E pensare che Marisa Settembrini aveva iniziato a dipingere negli anni Settanta in quel clima della nuova figurazione, come allora si chiamava quella parte di avanguardia che voleva il rinnovamento della pittura. Si impose a Roma alla Quadriennale ed ebbe già nelle sue prime mostre italiane ed estere, specie quelle newyorkesi, l’attenzione della critica più qualificata che additava la novità del suo lavoro e ne coglieva la singolarità che poi via via ha trovato molteplici riferimenti.

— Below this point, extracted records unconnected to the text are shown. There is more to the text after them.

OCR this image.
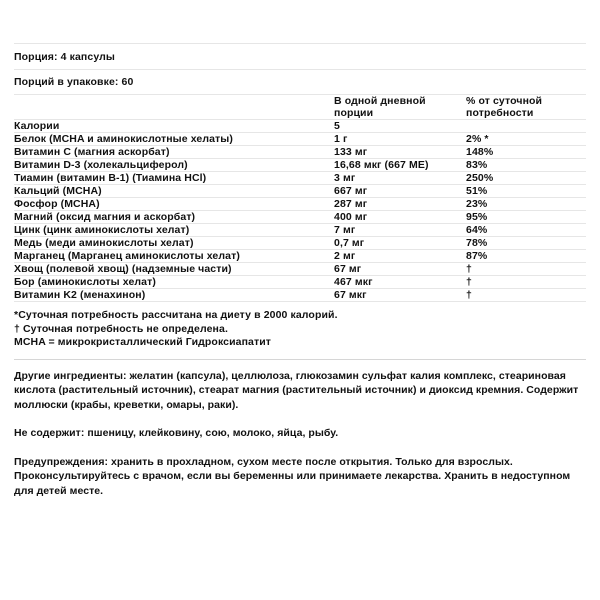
Порция: 4 капсулы
Порций в упаковке: 60
	В одной дневной порции	% от суточной потребности
Калории	5	
Белок (MCHA и аминокислотные хелаты)	1 г	2% *
Витамин C (магния аскорбат)	133 мг	148%
Витамин D-3 (холекальциферол)	16,68 мкг (667 МЕ)	83%
Тиамин (витамин B-1) (Тиамина HCl)	3 мг	250%
Кальций (MCHA)	667 мг	51%
Фосфор (MCHA)	287 мг	23%
Магний (оксид магния и аскорбат)	400 мг	95%
Цинк (цинк аминокислоты хелат)	7 мг	64%
Медь (меди аминокислоты хелат)	0,7 мг	78%
Марганец (Марганец аминокислоты хелат)	2 мг	87%
Хвощ (полевой хвощ) (надземные части)	67 мг	†
Бор (аминокислоты хелат)	467 мкг	†
Витамин K2 (менахинон)	67 мкг	†
*Суточная потребность рассчитана на диету в 2000 калорий.
† Суточная потребность не определена.
MCHA = микрокристаллический Гидроксиапатит

Другие ингредиенты: желатин (капсула), целлюлоза, глюкозамин сульфат калия комплекс, стеариновая кислота (растительный источник), стеарат магния (растительный источник) и диоксид кремния. Содержит моллюски (крабы, креветки, омары, раки).

Не содержит: пшеницу, клейковину, сою, молоко, яйца, рыбу.

Предупреждения: хранить в прохладном, сухом месте после открытия. Только для взрослых. Проконсультируйтесь с врачом, если вы беременны или принимаете лекарства. Хранить в недоступном для детей месте.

Sanesi, attento critico e intellettuale colto, volle in quelle immagini impressionistiche che si avviavano alla consumazione, o meglio alla riduzione, cogliere quel sistema di pittura informale prima e di novità della pittura visuale poi come spettro di poesia visiva. Era una febbre di colore che riusciva a dare sulle tele emozioni colte, pur non rinnegando il riferimento alla realtà, all’immagine, alle tracce dell’accademia. Via via questa ricerca si è negli ultimi anni accentuata, salvando l’immagine solo come icona nuova, nuovissima, estrapolata da testi e contesti antichi, e innescando tecniche diverse, dal collage alla scrittura, dal segno alla gestualità.

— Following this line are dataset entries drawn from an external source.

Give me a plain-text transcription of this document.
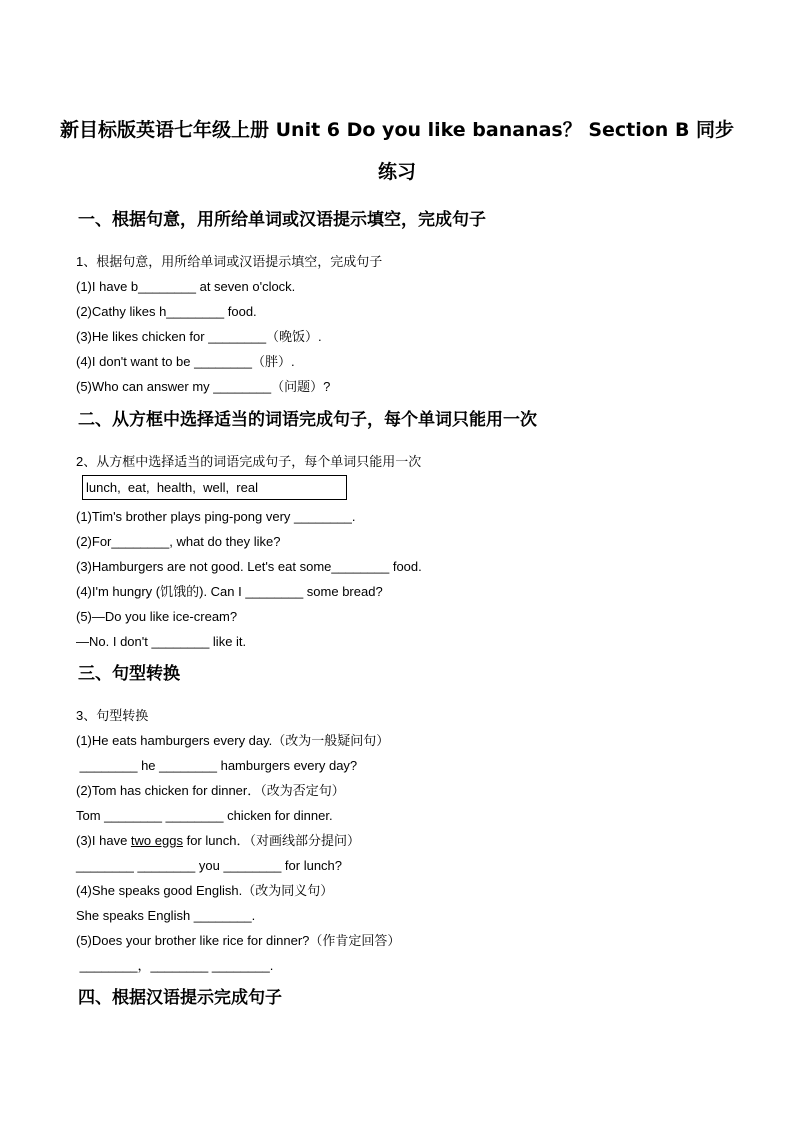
新目标版英语七年级上册 Unit 6 Do you like bananas？ Section B 同步
练习
一、根据句意，用所给单词或汉语提示填空，完成句子
1、根据句意，用所给单词或汉语提示填空，完成句子
(1)I have b________ at seven o'clock.
(2)Cathy likes h________ food.
(3)He likes chicken for ________（晚饭）.
(4)I don't want to be ________（胖）.
(5)Who can answer my ________（问题）?
二、从方框中选择适当的词语完成句子，每个单词只能用一次
2、从方框中选择适当的词语完成句子，每个单词只能用一次
lunch,  eat,  health,  well,  real
(1)Tim's brother plays ping-pong very ________.
(2)For________, what do they like?
(3)Hamburgers are not good. Let's eat some________ food.
(4)I'm hungry (饥饿的). Can I ________ some bread?
(5)—Do you like ice-cream?
—No. I don't ________ like it.
三、句型转换
3、句型转换
(1)He eats hamburgers every day.（改为一般疑问句）
________ he ________ hamburgers every day?
(2)Tom has chicken for dinner．（改为否定句）
Tom ________ ________ chicken for dinner.
(3)I have two eggs for lunch．（对画线部分提问）
________ ________ you ________ for lunch?
(4)She speaks good English.（改为同义句）
She speaks English ________.
(5)Does your brother like rice for dinner?（作肯定回答）
________，________ ________.
四、根据汉语提示完成句子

Era questa una lezione che si affacciava in quella pittura d’avanguardia americana, dove tracce e segni accendevano memorie ma giocavano anche rimandi sul mondo pubblicitario, sulla scrittura, sulle parole, sui media che giornalmente ci piovono addosso. Da Andy Warhol a Mario Schifano la lezione è stata aperta a mille circostanze.
Qui nella Settembrini le analogie hanno lasciato il posto alla lezione colta, all’icona salvata, a una nuova icona contemporanea, a un’immagine come ritagliata fra mille, prima decontestualizzata e poi ritrovata in un mare di colore, di acque colorate, di segni aggettanti come un tornado. Opere come “linea di luna nuova, nell’amore, incoronata”, lasciano evidenziare questo lavoro di consonanza, spesse volte articolato in una serie di tele, talune grandi altre più piccole, ma tutte cariche di estrema poesia. La struttura compositiva di questi dipinti ove segno e disegno, ma anche scrittura e colore, ci offrono, come osserva il Prof. Andrea Del Guercio, soluzioni di unità estetica, ma tralasciano la proiezione personale di volti e corpi, o almeno di parti del corpo che qui rivelano quella grande lezione a suo tempo acquisita e mai dimenticata, ovvero la scuola di ritrattistica fatta alla Kunst Akademie di Monaco di Baviera. Si capirà allora come accademia e nuovo oggi convivano in una sorta di modernità in queste tele e lavori recenti della Settembrini che si pone fra le pittrici europee più in vista e più ricercate per la novità, per la cultura, per la dialettica di questa pittura. Parole, alfabeti, calligrafie sono una parte che ruota attorno alle macchie di colore, ma anche alle immagini-collage, come nella “serie de l’angelo”. Fra scrittura, iconografia e colore c’è tutto il mondo, o meglio il racconto a più voci, un racconto sempre nuovo e totalmente vissuto.